病気が解明されていない状態では、症状に対する薬を使わざるを得ない状況ですが、主に免疫調整効果のある薬が有効であるといわれています。
以下に、症状別に使用される薬の例を示します
疲労・認知障害・およびうつ状態
SSRI(Zoloft、Paxil、Prozac等の選択的セロトニン再取込み阻害薬)
睡眠障害・筋肉痛・関節痛
低用量TCA (ドクサピンやアミトリプチリンなどの三環系抗うつ剤)
頭痛・筋肉痛・関節痛
NSAID (イブプロフェンやナプロキシンなどの非ステロイド系抗炎症薬)
その他の薬
補中益気湯(ほちゅうえっきとう)、Klonopin(クロノピン)、
筋注ガンマグロブリン(IMgG)、 栄養サプリメント(特に、抗酸化薬、
ビタミンB12(メチルコバラミン)、ビタミンC(アスコルビン酸))
ストレス回避
慢性疲労症候群を治療するのに、一般的に最も簡単で効果があるのが、ストレスを避けて休みをたくさん取ることです。

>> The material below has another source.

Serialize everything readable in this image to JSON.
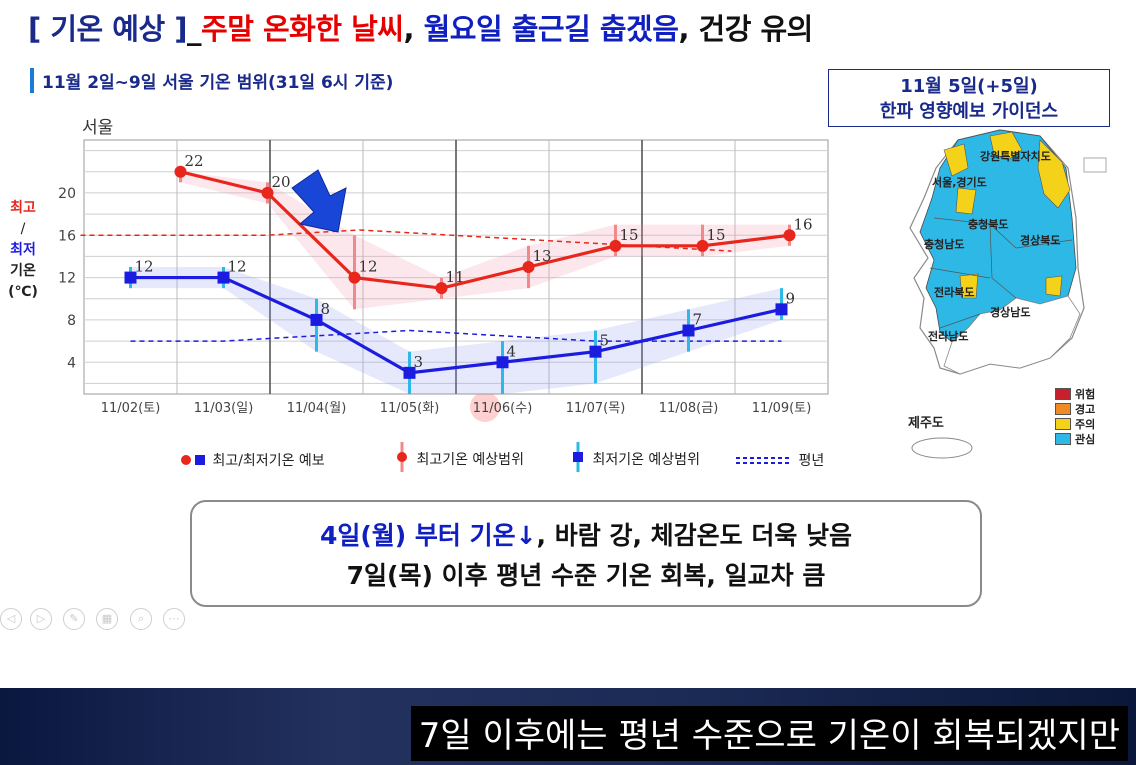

ストレスとは、つらい事柄から受けるストレスだけを指すのではなく、生物学上のストレス、例えば騒音やまぶしい光を浴びるといった、自分自身では気がつかないけれど、体の防衛反応が起こるような事柄もストレスの一種です。
慢性疲労症候群の原因として、ストレスが関与しているという報告もありますし、発症患者の場合はストレスによって症状を悪化させる現象が顕著にみられます。
多くの患者が、慢性疲労症候群にかかる初期段階でもっとストレスを避けることができていたら、これほど症状が重くならなかったのではないかと考えられています。
エクササイズ
適度なエクササイズも慢性疲労症候群の改善に有効です。
しかし、注意しなければならないのが、適度は人によって違うというです。
適度というラインを超えてしまうと、エクササイズは「ストレスのかかる活動」となり、慢性疲労症候群の症状を悪化させる要因になってしまいます。

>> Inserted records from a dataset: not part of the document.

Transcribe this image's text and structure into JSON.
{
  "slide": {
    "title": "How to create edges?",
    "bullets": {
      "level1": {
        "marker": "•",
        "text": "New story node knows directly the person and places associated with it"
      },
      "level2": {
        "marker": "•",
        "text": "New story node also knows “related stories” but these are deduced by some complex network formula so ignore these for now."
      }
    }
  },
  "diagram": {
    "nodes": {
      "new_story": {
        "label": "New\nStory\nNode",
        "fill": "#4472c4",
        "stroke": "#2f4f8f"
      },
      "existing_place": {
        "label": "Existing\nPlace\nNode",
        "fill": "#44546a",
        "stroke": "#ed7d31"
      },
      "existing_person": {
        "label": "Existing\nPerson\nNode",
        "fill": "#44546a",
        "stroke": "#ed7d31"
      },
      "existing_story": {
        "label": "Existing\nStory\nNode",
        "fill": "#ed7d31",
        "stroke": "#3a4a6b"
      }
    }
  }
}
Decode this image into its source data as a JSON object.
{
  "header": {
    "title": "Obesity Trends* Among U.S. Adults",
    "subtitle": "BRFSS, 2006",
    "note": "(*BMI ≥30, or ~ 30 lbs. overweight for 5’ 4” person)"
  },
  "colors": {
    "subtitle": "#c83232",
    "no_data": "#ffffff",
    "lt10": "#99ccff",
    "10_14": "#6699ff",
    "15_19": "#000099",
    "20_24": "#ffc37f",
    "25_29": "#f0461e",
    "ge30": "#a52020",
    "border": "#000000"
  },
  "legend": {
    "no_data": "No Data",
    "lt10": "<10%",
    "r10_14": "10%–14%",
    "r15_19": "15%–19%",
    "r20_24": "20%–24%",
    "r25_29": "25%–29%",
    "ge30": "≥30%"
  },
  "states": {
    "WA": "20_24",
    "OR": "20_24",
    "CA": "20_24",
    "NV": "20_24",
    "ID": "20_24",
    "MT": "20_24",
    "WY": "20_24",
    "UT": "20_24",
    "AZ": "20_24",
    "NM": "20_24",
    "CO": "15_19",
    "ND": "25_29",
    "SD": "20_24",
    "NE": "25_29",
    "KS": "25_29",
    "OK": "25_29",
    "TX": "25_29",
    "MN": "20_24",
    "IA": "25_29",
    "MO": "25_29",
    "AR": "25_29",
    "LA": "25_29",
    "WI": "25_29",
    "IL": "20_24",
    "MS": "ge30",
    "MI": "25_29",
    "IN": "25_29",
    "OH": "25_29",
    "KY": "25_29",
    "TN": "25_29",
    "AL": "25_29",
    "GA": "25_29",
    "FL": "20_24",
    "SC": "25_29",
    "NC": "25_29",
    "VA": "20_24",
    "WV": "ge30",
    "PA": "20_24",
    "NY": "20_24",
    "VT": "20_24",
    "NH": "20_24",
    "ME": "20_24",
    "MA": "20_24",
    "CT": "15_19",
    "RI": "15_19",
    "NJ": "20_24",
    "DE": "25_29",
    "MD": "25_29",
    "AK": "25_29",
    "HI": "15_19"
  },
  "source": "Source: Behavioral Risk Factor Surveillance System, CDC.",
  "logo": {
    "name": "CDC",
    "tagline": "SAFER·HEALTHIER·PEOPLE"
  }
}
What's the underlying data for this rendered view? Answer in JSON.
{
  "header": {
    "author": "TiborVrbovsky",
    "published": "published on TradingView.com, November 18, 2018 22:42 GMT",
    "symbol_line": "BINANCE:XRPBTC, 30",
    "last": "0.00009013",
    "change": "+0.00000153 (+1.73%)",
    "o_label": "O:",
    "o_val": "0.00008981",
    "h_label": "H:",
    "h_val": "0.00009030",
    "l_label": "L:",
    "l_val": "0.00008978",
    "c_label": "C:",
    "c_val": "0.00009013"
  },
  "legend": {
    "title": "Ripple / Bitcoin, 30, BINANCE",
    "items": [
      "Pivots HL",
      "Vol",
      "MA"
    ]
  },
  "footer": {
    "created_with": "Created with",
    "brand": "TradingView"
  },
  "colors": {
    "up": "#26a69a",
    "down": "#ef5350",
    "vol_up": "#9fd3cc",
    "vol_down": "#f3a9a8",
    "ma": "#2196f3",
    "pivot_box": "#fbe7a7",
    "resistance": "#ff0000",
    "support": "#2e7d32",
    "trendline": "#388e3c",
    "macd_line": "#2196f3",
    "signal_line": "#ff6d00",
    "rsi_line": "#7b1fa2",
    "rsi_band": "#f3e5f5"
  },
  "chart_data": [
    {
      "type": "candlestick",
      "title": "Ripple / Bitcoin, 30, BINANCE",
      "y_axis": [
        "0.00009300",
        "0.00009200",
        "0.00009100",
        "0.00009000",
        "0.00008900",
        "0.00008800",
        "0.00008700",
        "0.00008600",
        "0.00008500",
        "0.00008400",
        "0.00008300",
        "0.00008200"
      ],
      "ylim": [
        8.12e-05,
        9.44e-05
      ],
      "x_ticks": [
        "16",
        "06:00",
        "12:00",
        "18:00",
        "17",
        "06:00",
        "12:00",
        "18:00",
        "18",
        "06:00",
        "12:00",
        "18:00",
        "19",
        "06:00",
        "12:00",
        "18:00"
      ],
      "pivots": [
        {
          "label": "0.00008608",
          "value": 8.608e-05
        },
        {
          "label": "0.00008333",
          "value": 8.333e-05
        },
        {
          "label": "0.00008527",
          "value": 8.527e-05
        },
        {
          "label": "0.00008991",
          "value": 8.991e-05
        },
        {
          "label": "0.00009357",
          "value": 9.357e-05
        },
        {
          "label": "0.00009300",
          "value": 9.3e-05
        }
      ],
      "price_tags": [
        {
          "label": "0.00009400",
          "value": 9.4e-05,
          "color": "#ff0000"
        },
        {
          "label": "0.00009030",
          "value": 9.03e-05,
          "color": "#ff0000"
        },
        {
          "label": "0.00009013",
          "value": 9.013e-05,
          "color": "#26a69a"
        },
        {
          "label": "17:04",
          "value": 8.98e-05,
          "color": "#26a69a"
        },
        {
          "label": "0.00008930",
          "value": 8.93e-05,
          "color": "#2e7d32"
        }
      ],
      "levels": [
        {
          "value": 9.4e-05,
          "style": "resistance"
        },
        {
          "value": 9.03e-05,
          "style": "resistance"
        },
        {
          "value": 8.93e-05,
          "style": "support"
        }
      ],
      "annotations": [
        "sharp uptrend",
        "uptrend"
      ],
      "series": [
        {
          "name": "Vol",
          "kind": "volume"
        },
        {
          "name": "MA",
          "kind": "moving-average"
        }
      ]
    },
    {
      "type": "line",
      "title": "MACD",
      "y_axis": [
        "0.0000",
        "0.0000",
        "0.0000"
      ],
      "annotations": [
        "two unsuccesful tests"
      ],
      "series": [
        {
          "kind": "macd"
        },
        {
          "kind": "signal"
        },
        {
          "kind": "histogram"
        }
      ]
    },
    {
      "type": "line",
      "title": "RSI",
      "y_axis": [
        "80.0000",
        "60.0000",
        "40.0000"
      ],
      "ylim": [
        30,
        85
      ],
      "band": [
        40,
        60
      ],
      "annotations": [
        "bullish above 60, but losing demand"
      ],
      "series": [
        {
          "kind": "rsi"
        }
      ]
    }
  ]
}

ウオーキング、水泳、サイクリング、ジョギングなどの有酸素運動を、医師の厳密な指示の下で定期的に行うことにより、疲労感を軽減させ、身体機能を高めることができます。
大事なことは、休息と活動のバランスのとり方を学ぶことです。
元気なときに運動をしすぎて、その後で長い休息が必要になるということを繰り返さないようにバランスを保つことを学ぶことが、慢性疲労症候群を回復するカギとなるでしょう。
食事制限
慢性疲労症候群の患者の多くが食物過敏症の影響があることがわかっています。
食物過敏症とは、身体の免疫システムとは関係しない食物に対する反作用です。これらの反応はまるで薬のように神経系に作用することから「薬理学反応」とも呼ばれます。

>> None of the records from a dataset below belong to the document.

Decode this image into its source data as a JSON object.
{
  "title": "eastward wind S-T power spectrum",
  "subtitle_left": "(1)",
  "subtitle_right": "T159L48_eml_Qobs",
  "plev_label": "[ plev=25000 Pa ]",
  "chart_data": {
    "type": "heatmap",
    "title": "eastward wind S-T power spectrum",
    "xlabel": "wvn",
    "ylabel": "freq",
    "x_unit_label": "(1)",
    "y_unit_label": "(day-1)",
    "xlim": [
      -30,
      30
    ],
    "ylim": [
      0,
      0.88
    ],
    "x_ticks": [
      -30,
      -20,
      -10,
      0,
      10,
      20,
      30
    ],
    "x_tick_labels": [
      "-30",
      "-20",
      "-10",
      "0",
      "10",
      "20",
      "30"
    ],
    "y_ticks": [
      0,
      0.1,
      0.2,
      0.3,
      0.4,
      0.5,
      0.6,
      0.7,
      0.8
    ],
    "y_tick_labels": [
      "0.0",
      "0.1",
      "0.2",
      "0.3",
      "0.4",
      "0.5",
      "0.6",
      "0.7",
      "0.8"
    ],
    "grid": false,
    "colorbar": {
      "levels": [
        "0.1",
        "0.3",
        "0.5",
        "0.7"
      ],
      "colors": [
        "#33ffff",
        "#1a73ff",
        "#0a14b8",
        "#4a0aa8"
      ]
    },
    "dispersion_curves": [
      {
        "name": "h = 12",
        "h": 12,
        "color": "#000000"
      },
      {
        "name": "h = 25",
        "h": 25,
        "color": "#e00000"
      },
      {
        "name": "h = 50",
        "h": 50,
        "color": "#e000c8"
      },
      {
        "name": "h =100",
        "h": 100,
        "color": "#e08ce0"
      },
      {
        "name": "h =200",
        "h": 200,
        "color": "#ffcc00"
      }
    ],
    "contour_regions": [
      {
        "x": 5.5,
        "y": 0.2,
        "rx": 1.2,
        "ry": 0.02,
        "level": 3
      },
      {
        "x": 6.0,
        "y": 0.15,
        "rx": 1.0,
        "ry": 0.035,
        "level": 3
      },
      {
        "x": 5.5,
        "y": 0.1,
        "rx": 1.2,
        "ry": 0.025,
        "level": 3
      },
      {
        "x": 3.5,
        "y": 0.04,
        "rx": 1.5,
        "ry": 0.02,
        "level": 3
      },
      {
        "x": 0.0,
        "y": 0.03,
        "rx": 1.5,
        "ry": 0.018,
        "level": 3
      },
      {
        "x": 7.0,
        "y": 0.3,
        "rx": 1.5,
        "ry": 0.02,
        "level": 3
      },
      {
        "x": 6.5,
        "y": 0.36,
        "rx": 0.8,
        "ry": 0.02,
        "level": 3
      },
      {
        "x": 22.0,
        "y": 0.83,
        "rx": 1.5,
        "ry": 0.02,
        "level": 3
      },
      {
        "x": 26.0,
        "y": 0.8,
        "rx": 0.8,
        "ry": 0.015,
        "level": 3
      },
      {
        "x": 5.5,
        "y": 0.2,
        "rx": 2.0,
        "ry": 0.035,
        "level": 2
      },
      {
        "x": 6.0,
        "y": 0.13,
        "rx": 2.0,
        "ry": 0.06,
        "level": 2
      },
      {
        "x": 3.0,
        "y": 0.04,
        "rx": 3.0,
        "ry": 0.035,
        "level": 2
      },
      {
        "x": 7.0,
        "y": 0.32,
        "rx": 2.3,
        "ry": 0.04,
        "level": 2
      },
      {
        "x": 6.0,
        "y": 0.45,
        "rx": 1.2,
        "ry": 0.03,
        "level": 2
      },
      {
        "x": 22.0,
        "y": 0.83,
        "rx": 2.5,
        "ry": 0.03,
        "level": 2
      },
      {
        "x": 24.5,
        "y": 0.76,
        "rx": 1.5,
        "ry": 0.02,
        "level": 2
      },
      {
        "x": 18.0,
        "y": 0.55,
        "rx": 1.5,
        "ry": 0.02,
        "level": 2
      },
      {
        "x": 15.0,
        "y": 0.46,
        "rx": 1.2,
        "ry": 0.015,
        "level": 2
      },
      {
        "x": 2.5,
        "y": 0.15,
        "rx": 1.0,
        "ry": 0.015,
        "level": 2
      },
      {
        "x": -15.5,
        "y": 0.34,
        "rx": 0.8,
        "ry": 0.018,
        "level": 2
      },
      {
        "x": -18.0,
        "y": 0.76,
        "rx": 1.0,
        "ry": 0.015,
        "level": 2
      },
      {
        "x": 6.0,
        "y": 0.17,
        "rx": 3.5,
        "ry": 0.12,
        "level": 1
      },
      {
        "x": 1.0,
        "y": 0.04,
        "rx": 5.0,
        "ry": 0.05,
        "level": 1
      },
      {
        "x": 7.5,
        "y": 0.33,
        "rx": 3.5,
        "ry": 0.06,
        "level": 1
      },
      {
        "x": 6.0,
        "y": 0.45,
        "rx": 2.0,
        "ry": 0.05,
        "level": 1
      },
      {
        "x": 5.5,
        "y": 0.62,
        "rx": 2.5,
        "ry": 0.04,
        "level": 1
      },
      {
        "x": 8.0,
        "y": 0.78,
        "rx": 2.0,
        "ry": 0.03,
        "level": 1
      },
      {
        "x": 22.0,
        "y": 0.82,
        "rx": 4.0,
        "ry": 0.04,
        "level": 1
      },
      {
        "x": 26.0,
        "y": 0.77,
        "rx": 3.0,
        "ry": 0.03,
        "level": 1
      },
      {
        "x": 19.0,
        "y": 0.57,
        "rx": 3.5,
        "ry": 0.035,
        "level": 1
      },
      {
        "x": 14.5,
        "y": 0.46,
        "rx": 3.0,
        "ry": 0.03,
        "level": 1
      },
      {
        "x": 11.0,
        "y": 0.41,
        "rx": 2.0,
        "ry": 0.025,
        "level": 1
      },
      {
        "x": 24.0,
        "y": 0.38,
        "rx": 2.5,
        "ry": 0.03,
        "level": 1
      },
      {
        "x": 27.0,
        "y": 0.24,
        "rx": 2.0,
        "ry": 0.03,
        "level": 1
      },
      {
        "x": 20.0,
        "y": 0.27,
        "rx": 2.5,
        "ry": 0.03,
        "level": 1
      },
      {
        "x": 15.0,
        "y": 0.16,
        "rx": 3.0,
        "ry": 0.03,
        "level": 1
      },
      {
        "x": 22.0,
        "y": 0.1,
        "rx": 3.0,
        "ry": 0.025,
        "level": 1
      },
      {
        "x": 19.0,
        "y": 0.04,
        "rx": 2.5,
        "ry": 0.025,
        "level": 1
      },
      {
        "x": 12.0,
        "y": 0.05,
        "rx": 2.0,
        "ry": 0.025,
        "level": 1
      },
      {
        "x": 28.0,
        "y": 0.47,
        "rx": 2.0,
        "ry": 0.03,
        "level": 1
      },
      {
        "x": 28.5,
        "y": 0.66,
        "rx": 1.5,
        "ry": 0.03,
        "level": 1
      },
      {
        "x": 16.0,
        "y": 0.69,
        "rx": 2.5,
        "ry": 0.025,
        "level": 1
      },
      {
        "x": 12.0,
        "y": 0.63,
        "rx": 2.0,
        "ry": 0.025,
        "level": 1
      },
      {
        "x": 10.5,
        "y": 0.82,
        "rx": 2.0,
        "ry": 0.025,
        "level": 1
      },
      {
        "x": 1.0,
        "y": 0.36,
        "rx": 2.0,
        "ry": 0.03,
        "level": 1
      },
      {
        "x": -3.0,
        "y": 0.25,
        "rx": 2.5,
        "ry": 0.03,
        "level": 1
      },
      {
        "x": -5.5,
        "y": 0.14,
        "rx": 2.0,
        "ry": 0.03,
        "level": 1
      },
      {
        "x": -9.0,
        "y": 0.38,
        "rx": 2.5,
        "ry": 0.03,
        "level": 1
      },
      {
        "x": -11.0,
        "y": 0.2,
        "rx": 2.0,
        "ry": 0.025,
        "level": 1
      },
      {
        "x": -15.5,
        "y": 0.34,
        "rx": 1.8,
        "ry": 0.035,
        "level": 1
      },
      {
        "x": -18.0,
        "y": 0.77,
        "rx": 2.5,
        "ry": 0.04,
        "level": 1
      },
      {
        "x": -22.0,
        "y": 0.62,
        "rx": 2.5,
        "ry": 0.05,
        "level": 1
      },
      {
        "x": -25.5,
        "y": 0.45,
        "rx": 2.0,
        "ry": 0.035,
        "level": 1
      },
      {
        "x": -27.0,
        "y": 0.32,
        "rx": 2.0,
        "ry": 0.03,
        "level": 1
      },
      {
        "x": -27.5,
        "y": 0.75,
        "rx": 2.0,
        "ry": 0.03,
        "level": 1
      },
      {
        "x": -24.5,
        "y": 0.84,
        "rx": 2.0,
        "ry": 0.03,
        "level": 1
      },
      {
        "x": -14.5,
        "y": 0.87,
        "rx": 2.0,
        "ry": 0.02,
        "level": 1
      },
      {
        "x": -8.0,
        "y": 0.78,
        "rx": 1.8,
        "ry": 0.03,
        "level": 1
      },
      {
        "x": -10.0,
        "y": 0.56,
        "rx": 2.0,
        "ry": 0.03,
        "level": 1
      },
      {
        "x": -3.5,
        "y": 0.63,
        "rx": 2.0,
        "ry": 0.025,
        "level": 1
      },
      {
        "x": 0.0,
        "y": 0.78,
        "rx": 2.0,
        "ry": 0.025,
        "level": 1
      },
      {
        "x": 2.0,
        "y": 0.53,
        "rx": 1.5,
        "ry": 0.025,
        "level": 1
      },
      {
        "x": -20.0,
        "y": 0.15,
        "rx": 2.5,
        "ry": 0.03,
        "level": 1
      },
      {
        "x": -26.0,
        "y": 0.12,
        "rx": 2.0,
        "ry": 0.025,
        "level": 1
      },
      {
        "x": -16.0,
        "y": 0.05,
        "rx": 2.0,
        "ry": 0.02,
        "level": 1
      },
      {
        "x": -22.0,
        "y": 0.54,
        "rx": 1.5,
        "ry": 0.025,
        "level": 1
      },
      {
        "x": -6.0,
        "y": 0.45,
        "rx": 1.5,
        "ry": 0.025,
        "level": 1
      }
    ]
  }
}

よく食べている食品のうちいくつかを控えること、例えば牛乳、小麦、トウモロコシ、その他の一般食品を避けることで、多くの患者で劇的な症状の改善が見られることが報告されています。
サプリメント
慢性疲労症候群の患者には、ビタミンB群、ビタミンC、マグネシウム、ナトリウム、亜鉛、L-トリプトファン、L-カルニチン、補酵素Q10、必須脂肪酸が不足している場合が多くみられます。
これらは、不適切な食生活というよりは、慢性疲労症候群という病気によって不足が生じると考えられていますので、サプリメントによる栄養補給が、慢性疲労症候群の改善に効果があるといわれています。
ただし、あくまでもサプリメントは付加的なものであり、通常の食事にかわるものではありませんので、普段からバランスのとれた食事をとることが一番大切なのは言うまでもありません。